Submitted by lungfish (user info) at 2007-04-15 14:19:07 EDT (#)
Ranking: 2
*mine* ear
Call me Elizabethan Bubba, but don't critique my Elizabethan rap post. I made some mistakes.
Submitted by beeltea (user info) at 2007-04-15 13:54:05 EDT (#)
Ranking: 0
Your rhythm either needs a lot of work
Sac, this is in perfect iambic pentameter. The only line that isn't is "tomorrow..." which is quoted. What do you mean?
Submitted by ahumblefool (user info) at 2007-04-15 12:04:04 EDT (#)
Ranking: 2
Wow, that is all I can say.
Submitted by Sacrilicious (user info) at 2007-04-15 09:47:14 EDT (#)
Ranking: 2
Oh wow- you DID get the spot- very nice.
Submitted by Sacrilicious (user info) at 2007-04-15 09:44:54 EDT (#)
Ranking: 2
Your rhythm either needs a lot of work, or you might want to discard it altogether. But otherwise, this was wonderful.
Your matchup last round was one of the best. I wish you had moved on as well as CT; that was a great entry.
Submitted by street-pirate (user info) at 2007-04-15 09:36:51 EDT (#)
Ranking: 2
No Comment
Submitted by The_taste_of_Monkeys (user info) at 2007-04-15 09:28:43 EDT (#)
Ranking: 2
You would have thrashed even O with this.

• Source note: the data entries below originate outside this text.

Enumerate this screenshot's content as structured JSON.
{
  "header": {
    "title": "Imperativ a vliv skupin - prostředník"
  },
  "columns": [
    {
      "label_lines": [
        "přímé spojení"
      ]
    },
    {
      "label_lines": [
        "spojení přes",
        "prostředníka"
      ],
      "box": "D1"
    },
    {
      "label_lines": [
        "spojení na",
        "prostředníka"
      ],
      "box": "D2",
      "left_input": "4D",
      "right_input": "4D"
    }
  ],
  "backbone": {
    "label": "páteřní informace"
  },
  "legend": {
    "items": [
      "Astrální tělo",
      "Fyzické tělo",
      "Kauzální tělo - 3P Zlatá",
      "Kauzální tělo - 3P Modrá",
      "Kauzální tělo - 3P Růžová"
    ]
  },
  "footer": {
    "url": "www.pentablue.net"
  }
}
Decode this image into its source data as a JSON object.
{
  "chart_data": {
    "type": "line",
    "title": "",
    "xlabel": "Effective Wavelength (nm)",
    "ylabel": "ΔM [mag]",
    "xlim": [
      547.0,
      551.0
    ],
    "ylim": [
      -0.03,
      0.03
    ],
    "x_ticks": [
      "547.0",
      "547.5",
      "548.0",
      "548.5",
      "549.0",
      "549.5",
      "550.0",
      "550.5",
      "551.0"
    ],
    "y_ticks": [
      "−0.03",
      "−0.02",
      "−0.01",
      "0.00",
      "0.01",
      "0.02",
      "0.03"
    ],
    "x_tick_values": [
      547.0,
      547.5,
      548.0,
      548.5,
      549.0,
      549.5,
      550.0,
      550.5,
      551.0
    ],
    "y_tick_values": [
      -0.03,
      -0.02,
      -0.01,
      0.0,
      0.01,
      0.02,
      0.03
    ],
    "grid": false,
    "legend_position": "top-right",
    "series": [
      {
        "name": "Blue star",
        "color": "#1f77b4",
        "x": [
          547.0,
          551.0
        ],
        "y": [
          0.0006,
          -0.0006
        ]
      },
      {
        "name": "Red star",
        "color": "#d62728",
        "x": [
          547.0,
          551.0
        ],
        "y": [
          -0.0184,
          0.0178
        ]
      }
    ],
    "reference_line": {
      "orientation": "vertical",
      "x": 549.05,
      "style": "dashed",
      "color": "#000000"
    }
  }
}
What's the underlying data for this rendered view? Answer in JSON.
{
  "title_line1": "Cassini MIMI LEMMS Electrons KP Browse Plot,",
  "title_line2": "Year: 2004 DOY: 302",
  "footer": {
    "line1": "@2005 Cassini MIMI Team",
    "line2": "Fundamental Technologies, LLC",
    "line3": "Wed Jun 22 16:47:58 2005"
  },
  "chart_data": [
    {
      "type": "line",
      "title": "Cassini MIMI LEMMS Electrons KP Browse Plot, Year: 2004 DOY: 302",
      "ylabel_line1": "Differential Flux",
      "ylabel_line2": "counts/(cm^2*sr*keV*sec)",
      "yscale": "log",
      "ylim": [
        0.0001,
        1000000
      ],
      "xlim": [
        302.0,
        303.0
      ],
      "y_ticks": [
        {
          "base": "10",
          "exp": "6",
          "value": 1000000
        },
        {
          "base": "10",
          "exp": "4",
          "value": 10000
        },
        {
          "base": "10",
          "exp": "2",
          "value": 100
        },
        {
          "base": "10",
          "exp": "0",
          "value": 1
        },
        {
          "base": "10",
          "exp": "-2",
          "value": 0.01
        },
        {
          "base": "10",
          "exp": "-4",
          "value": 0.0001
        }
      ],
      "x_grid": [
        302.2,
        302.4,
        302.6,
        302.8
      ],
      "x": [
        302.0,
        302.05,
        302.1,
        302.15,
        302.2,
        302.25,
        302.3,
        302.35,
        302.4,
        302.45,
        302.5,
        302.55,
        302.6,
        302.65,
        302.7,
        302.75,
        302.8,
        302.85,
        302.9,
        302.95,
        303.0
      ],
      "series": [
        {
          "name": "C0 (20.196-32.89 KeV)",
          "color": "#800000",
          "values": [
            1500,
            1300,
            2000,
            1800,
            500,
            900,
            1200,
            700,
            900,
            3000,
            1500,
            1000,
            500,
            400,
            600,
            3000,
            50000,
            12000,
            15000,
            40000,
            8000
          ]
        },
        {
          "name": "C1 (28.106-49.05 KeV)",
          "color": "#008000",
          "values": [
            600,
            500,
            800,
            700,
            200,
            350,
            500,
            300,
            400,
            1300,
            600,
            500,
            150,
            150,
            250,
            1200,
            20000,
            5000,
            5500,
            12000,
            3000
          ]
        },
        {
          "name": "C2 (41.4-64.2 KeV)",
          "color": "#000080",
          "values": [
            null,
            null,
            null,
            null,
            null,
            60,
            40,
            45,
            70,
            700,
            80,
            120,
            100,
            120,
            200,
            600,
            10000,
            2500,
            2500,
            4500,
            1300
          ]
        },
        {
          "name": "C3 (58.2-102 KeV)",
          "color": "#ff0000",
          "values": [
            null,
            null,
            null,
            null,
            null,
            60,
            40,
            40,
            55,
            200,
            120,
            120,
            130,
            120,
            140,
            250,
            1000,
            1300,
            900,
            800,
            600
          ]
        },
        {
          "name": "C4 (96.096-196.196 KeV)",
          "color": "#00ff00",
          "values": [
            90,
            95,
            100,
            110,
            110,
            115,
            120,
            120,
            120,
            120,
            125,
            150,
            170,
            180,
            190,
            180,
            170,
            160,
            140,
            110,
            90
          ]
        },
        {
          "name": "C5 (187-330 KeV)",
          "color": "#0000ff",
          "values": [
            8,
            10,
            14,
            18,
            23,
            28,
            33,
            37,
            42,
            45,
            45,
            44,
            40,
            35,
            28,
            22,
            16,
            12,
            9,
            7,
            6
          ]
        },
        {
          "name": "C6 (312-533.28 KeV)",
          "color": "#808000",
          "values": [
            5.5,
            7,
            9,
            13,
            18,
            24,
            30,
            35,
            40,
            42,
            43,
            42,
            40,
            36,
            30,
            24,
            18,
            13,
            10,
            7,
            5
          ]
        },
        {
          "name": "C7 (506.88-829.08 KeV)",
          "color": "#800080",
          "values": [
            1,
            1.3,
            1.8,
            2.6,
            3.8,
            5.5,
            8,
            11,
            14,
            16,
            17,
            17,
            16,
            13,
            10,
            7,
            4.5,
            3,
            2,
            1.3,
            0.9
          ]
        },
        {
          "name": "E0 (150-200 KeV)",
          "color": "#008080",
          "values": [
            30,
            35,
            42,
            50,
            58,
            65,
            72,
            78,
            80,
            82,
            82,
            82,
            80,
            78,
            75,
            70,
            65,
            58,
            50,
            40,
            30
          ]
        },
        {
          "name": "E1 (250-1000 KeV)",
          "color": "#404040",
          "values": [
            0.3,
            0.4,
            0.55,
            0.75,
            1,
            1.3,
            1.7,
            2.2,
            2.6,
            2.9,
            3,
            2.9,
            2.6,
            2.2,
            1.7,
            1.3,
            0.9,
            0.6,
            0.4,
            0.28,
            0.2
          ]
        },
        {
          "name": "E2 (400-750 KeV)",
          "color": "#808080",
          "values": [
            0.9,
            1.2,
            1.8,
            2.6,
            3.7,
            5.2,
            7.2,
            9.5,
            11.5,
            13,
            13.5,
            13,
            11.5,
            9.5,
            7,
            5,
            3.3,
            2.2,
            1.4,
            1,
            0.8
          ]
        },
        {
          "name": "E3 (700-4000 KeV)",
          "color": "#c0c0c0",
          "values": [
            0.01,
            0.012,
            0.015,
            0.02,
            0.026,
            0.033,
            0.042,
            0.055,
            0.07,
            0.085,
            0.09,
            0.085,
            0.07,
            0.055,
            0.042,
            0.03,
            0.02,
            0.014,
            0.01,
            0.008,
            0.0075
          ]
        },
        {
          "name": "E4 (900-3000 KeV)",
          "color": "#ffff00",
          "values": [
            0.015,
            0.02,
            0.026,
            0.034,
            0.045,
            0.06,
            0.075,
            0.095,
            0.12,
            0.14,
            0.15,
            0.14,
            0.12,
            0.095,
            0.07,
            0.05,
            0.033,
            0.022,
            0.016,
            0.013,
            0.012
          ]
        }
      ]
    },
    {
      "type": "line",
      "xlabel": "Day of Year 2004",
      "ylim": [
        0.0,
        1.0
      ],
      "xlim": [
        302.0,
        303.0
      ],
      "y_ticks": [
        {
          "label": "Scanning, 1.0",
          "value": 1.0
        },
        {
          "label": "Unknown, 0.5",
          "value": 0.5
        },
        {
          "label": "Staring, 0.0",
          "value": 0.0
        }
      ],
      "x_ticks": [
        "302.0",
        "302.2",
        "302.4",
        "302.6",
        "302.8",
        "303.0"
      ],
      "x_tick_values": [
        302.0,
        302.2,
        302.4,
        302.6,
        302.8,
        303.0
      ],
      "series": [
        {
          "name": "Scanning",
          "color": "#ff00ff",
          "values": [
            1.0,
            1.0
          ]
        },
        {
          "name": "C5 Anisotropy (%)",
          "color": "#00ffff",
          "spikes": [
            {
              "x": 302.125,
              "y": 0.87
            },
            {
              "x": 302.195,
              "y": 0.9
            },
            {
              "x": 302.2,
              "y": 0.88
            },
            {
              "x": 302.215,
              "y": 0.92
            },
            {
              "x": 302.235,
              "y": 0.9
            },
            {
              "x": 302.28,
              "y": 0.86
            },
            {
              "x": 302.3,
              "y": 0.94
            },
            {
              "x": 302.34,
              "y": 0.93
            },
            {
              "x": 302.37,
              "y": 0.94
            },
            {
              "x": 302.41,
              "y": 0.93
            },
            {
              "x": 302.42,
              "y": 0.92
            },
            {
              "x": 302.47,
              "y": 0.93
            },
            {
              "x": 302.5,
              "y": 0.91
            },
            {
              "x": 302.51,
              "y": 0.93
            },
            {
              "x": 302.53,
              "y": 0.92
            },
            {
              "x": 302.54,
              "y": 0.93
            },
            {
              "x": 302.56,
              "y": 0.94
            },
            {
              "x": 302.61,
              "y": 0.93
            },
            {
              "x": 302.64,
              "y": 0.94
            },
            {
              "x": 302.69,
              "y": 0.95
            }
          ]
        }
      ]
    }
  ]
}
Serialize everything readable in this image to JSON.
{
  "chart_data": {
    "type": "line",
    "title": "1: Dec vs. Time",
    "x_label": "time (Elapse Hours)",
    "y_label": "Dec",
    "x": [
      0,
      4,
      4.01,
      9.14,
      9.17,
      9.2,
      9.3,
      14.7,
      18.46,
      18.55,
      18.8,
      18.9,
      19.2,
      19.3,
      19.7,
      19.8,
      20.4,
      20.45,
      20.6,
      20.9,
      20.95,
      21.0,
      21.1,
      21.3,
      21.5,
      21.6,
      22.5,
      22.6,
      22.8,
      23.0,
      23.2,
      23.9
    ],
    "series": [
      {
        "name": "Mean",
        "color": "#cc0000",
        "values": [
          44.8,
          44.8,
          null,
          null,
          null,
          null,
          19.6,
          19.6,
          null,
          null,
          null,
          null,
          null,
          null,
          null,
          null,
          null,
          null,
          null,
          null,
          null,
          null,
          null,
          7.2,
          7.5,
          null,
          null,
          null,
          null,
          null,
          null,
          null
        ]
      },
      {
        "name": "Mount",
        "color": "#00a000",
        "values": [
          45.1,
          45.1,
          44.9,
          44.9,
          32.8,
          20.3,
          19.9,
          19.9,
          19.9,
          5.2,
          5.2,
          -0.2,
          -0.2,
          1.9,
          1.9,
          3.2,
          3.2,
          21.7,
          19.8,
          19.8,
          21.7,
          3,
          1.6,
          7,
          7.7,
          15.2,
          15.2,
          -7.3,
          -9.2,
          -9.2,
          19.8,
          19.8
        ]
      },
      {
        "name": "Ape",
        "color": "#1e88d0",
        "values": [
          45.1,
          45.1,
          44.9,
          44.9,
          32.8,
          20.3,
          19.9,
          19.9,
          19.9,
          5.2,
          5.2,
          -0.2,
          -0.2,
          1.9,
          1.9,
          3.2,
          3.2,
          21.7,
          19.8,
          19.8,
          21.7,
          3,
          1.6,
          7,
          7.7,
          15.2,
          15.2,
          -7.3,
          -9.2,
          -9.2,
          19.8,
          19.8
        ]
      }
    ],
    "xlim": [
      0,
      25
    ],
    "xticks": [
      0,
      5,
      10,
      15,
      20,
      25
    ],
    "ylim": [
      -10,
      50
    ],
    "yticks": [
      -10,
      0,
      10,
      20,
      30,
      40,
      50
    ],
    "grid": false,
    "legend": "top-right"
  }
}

Submitted by lungfish (user info) at 2007-04-15 04:27:54 EDT (#)
Ranking: 2
I lived in Kemnay.
Submitted by lungfish (user info) at 2007-04-15 04:27:35 EDT (#)
Ranking: 2
Not to mention Scotland.
Submitted by lungfish (user info) at 2007-04-15 04:19:12 EDT (#)
Ranking: 2
Oh...what the hell. I'm not supposed to be rating these. Who are you up against?
Normally, anything with Shakespearean references gets a +2 from me...especially after the D'Backs win in my physical presence and I've been drinking a while.